America cosi nuda cosi violenta
Autres titres: Amérique à nu / Amérique nue et violente / Les bourgeoises de l'amour / Naked and violent / America how naked how violent / America our home
Real: Sergio Martino
Année: 1969
Origine: Italie
Genre: Mondo
Durée: 95mn
Acteurs: Giorgio Albertazzi, Edmund Purdom (narrateurs)
Résumé: Le réalisateur nous propose un tour d'Amérique afin de nous en faire découvrir les différentes facettes toutes aussi peu reluisantes les unes que les autres: drogues, persécution raciale, violence gratuite, décadence sexuelle, communautés hippies, rites sataniques, suicide... en sont quelques aspects.

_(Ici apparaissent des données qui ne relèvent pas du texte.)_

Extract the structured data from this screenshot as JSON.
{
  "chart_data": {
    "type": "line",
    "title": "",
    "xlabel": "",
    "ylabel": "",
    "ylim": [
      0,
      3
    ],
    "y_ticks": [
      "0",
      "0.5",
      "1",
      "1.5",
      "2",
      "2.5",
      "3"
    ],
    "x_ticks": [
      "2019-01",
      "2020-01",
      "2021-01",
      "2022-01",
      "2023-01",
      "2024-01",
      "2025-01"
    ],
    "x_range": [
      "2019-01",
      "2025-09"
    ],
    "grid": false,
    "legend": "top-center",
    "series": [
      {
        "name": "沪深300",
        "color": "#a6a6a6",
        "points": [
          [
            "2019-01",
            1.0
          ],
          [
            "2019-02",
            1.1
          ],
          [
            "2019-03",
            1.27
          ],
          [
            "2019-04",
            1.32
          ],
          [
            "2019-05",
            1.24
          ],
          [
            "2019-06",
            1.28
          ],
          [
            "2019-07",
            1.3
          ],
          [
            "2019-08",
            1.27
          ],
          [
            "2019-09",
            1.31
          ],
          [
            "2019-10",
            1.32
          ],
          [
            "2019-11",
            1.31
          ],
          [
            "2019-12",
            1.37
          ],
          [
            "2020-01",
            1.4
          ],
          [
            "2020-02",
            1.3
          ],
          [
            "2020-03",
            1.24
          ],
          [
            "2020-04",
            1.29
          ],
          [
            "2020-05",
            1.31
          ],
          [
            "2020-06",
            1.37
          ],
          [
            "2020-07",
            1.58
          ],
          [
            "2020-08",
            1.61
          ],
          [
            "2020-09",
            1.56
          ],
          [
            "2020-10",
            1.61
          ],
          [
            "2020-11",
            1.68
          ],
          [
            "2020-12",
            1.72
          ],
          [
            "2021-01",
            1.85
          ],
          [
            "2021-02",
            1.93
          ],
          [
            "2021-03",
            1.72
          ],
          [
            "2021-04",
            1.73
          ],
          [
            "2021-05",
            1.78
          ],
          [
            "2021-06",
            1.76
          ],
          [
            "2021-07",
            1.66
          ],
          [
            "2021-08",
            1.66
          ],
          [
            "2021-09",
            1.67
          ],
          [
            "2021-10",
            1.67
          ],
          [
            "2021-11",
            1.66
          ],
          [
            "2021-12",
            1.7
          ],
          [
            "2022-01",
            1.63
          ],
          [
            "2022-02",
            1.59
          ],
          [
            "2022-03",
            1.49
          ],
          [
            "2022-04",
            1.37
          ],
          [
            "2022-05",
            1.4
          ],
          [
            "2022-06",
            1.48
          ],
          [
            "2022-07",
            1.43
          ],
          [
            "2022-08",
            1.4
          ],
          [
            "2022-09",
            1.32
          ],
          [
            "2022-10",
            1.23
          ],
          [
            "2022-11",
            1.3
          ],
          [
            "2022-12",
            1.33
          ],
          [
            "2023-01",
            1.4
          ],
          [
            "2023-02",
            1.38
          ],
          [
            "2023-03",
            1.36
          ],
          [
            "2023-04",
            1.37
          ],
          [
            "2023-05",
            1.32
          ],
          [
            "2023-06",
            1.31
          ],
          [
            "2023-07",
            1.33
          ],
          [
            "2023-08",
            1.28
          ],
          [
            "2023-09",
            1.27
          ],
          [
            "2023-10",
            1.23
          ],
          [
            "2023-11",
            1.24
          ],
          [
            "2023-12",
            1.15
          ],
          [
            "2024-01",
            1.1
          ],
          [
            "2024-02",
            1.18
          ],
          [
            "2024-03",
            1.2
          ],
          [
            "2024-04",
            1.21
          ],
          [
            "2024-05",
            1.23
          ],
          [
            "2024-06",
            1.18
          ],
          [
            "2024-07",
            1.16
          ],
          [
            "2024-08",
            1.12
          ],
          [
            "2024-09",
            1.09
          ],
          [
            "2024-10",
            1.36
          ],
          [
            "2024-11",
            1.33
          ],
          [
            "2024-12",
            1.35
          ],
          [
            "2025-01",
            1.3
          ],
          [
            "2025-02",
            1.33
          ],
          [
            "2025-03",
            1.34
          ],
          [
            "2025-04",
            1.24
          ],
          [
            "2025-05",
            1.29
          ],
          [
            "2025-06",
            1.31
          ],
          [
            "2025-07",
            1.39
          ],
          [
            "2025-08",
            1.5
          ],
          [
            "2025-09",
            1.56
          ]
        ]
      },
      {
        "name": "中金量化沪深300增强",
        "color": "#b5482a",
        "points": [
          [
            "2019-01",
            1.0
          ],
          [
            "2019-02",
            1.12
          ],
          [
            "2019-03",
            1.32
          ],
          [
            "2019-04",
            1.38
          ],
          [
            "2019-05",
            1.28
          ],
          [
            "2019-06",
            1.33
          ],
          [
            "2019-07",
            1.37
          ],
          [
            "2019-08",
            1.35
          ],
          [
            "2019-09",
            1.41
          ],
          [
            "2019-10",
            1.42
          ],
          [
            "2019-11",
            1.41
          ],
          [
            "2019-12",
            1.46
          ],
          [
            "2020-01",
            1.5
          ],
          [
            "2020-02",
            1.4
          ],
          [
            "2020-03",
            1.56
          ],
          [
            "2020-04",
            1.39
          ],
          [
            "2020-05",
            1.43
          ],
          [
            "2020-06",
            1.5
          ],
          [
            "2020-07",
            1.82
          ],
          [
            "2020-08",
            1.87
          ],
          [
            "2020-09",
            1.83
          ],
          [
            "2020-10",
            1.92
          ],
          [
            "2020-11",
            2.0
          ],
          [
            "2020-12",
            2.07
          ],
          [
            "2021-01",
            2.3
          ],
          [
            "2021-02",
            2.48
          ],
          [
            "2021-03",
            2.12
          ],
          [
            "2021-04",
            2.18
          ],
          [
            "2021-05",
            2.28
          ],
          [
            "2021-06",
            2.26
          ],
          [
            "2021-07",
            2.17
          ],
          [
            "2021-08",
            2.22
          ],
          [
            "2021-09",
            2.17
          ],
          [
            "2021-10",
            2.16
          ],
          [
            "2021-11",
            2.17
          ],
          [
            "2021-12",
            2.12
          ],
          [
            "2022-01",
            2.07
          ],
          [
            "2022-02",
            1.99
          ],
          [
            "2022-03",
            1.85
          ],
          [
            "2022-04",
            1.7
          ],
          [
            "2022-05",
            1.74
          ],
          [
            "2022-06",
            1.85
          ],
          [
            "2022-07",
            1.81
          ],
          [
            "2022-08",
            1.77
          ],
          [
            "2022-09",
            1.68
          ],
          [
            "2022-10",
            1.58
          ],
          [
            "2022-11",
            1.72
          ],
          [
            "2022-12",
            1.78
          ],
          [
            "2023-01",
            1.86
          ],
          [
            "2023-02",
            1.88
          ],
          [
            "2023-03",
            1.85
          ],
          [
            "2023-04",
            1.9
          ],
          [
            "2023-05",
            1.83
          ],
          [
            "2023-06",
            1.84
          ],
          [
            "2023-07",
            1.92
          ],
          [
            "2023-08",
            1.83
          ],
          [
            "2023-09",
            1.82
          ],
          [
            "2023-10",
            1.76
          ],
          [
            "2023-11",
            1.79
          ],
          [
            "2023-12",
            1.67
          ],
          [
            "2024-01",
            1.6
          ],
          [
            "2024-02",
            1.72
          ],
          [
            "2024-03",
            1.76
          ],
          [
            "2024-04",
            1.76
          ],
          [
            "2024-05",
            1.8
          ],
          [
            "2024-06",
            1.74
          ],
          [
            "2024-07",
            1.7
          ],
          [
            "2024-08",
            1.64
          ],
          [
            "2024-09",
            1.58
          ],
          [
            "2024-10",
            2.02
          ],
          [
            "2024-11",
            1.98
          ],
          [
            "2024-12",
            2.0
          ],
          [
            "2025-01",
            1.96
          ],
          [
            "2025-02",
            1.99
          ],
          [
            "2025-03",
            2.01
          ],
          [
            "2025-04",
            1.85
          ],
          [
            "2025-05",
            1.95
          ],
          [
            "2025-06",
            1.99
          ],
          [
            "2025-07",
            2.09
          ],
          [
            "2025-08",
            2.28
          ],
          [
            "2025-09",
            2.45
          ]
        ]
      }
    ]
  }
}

Après une première incursion en 1969 dans le mondo avec Mille peccati... nessuna virtu Sergio Martino alors inconnu en signe un second dans la foulée toujours écrit et produit par son frère Luciano. Genre particulièrement controversé pour son coté malsain le mondo ou cinéma-réalité plus ou moins falsifié à forte tendance voyeuriste, moyen détourné pour flatter les vils instincts d'un public en incessante demande de sexe et de violence, était un excellent filon aussi commercial que lucratif pour remplir les caisses des maisons de production. Dissimulés sous forme de pseudo documentaires ils permettaient ainsi de contourner la
censure et pouvaient joyeusement flirter avec l'érotisme hard, voire le porno alors interdit, jouer avec la violence la plus crue et montrer la suprématie de nos sociétés dites civilisées sur les peuples considérés primitifs, l'homme noir et asiatique. Avec Mille peccati... nessuna virtu Martino nous invitait à un tour du monde souvent comique des coutumes sexuelles à travers la planète, de la prostitution de luxe ou non au culte du corps en passant par l'amour libre des communautés hippies et les rites sexuels sataniques dans les milieux occultes. Plutôt ringard et surtout inoffensif puisque presque entièrement fake ce premier mondo n'est guère mémorable, simplement drôle mais agrémenté néanmoins de quelques touches
sulfureuses (la famille hippie et leurs enfants en bas âge qui fument un joint). Avec America cosi nuda cosi violenta Martino décide cette fois de monter d'un cran voire de plusieurs et de montrer le vrai visage de l'Amérique de ce début d'années 70, mettre à nu cette terre dite promise, d'en montrer sa face la moins glorieuse dans un mélange d'images réelles et de reportages fabriqués de toutes pièces.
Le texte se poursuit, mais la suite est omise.